Liquids can then be evaporated and the material turned into a solid state (usually glass), which can then be used in electronic devices.

The compatibility to other electronics, she emphasized, is of utmost importance.

For example, in a CD player, a laser interacts with a certain material and switches its state.

The switching is reflected by a laser and read by electronics, she explained, as binary data.

That’s why, she went on to say, the switching time of a material is important and highly stable material she experiments with most is the combination of chemical elements germanium, antimony, and tellurium (GST).

She said the elements are not hazardous and are easy to handle, and once combined in a liquid state they can be turned into a thin film for further study.

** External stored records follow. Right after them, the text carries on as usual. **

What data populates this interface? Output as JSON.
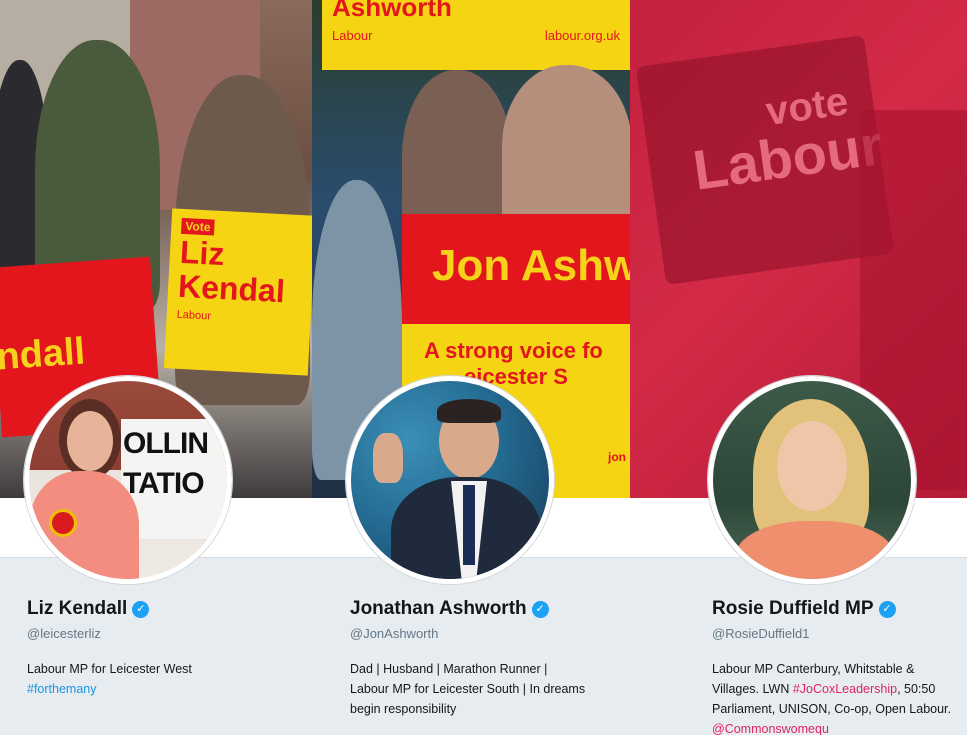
{
  "banners": [
    {
      "sign_vote": "Vote",
      "sign_name_line1": "Liz",
      "sign_name_line2": "Kendal",
      "sign_party": "Labour",
      "sign_left_text": "ndall"
    },
    {
      "top_sign_party": "Labour",
      "top_sign_url": "labour.org.uk",
      "top_sign_name": "Ashworth",
      "main_sign_name": "Jon Ashw",
      "main_sign_slogan_1": "A strong voice fo",
      "main_sign_slogan_2": "eicester S",
      "main_sign_tail": "jon"
    },
    {
      "blur_text_1": "vote",
      "blur_text_2": "Labour"
    }
  ],
  "avatar_texts": {
    "polling_1": "OLLIN",
    "polling_2": "TATIO"
  },
  "profiles": [
    {
      "name": "Liz Kendall",
      "handle": "@leicesterliz",
      "bio_text": "Labour MP for Leicester West",
      "bio_link": "#forthemany"
    },
    {
      "name": "Jonathan Ashworth",
      "handle": "@JonAshworth",
      "bio_line_1": "Dad | Husband | Marathon Runner |",
      "bio_line_2": "Labour MP for Leicester South | In dreams",
      "bio_line_3": "begin responsibility"
    },
    {
      "name": "Rosie Duffield MP",
      "handle": "@RosieDuffield1",
      "bio_part_1": "Labour MP Canterbury, Whitstable & Villages. LWN ",
      "bio_link_1": "#JoCoxLeadership",
      "bio_part_2": ", 50:50 Parliament, UNISON, Co-op, Open Labour. ",
      "bio_link_2": "@Commonswomequ"
    }
  ],
  "icons": {
    "verified": "verified-badge-icon"
  },
  "colors": {
    "verified": "#1da1f2",
    "hashtag_link": "#1b95e0",
    "red_link": "#e0245e",
    "labour_red": "#e4161d",
    "labour_yellow": "#f5d414"
  }
}
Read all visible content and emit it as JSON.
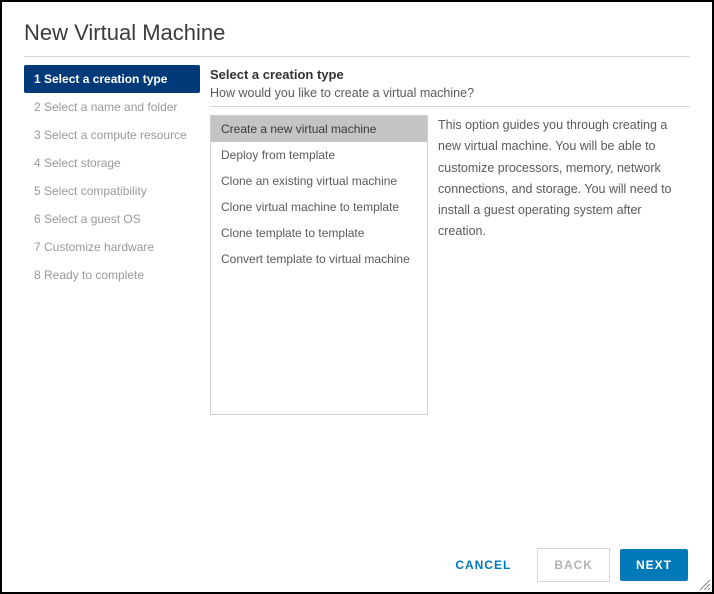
{
  "title": "New Virtual Machine",
  "sidebar": {
    "steps": [
      {
        "label": "1 Select a creation type",
        "active": true
      },
      {
        "label": "2 Select a name and folder",
        "active": false
      },
      {
        "label": "3 Select a compute resource",
        "active": false
      },
      {
        "label": "4 Select storage",
        "active": false
      },
      {
        "label": "5 Select compatibility",
        "active": false
      },
      {
        "label": "6 Select a guest OS",
        "active": false
      },
      {
        "label": "7 Customize hardware",
        "active": false
      },
      {
        "label": "8 Ready to complete",
        "active": false
      }
    ]
  },
  "main": {
    "heading": "Select a creation type",
    "subheading": "How would you like to create a virtual machine?",
    "options": [
      {
        "label": "Create a new virtual machine",
        "selected": true
      },
      {
        "label": "Deploy from template",
        "selected": false
      },
      {
        "label": "Clone an existing virtual machine",
        "selected": false
      },
      {
        "label": "Clone virtual machine to template",
        "selected": false
      },
      {
        "label": "Clone template to template",
        "selected": false
      },
      {
        "label": "Convert template to virtual machine",
        "selected": false
      }
    ],
    "description": "This option guides you through creating a new virtual machine. You will be able to customize processors, memory, network connections, and storage. You will need to install a guest operating system after creation."
  },
  "footer": {
    "cancel": "CANCEL",
    "back": "BACK",
    "next": "NEXT"
  }
}
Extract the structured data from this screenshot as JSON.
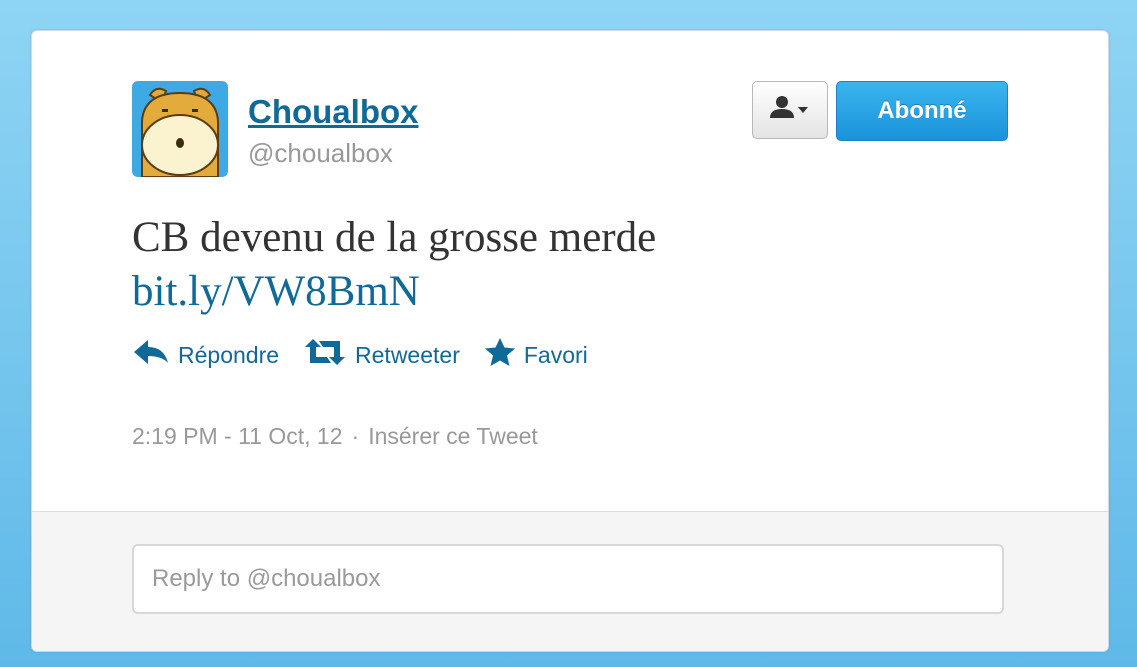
{
  "user": {
    "display_name": "Choualbox",
    "handle": "@choualbox"
  },
  "header": {
    "follow_label": "Abonné",
    "user_menu_icon": "person-dropdown-icon"
  },
  "tweet": {
    "text": "CB devenu de la grosse merde ",
    "link_text": "bit.ly/VW8BmN"
  },
  "actions": {
    "reply_label": "Répondre",
    "retweet_label": "Retweeter",
    "favorite_label": "Favori"
  },
  "meta": {
    "timestamp": "2:19 PM - 11 Oct, 12",
    "separator": "·",
    "embed_label": "Insérer ce Tweet"
  },
  "reply_box": {
    "placeholder": "Reply to @choualbox"
  },
  "colors": {
    "link": "#0f6a99",
    "follow_button": "#1a93da",
    "background": "#5fb9e8"
  }
}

She’s most interested in fourth to sixth group elements and their parameters including bonding with other elements, electronic structure, and band structure.

One nano particle she studies, she noted, can be anywhere from 10 to 1,000 atoms or 100 thousandth thickness of a hair.

The size, however, she said, is the main hindrance because it takes high-tech equipment to observe and sometimes she has to send materials out to be observed by more powerful microscopes at other universities.

“In a year or two years, we can hope to get somewhere,” she said. “Here it’s a little slow progress because we do not have any institution with good experimental facilities within easy reach, so we must use the facilities at other institutions.”

In addition to optical and electronic materials, she noted, she’s also doing research on semi-conducting materials that can be used in drug delivery.

However, she said, getting a novel material—that can be commercially used—is her ultimate goal.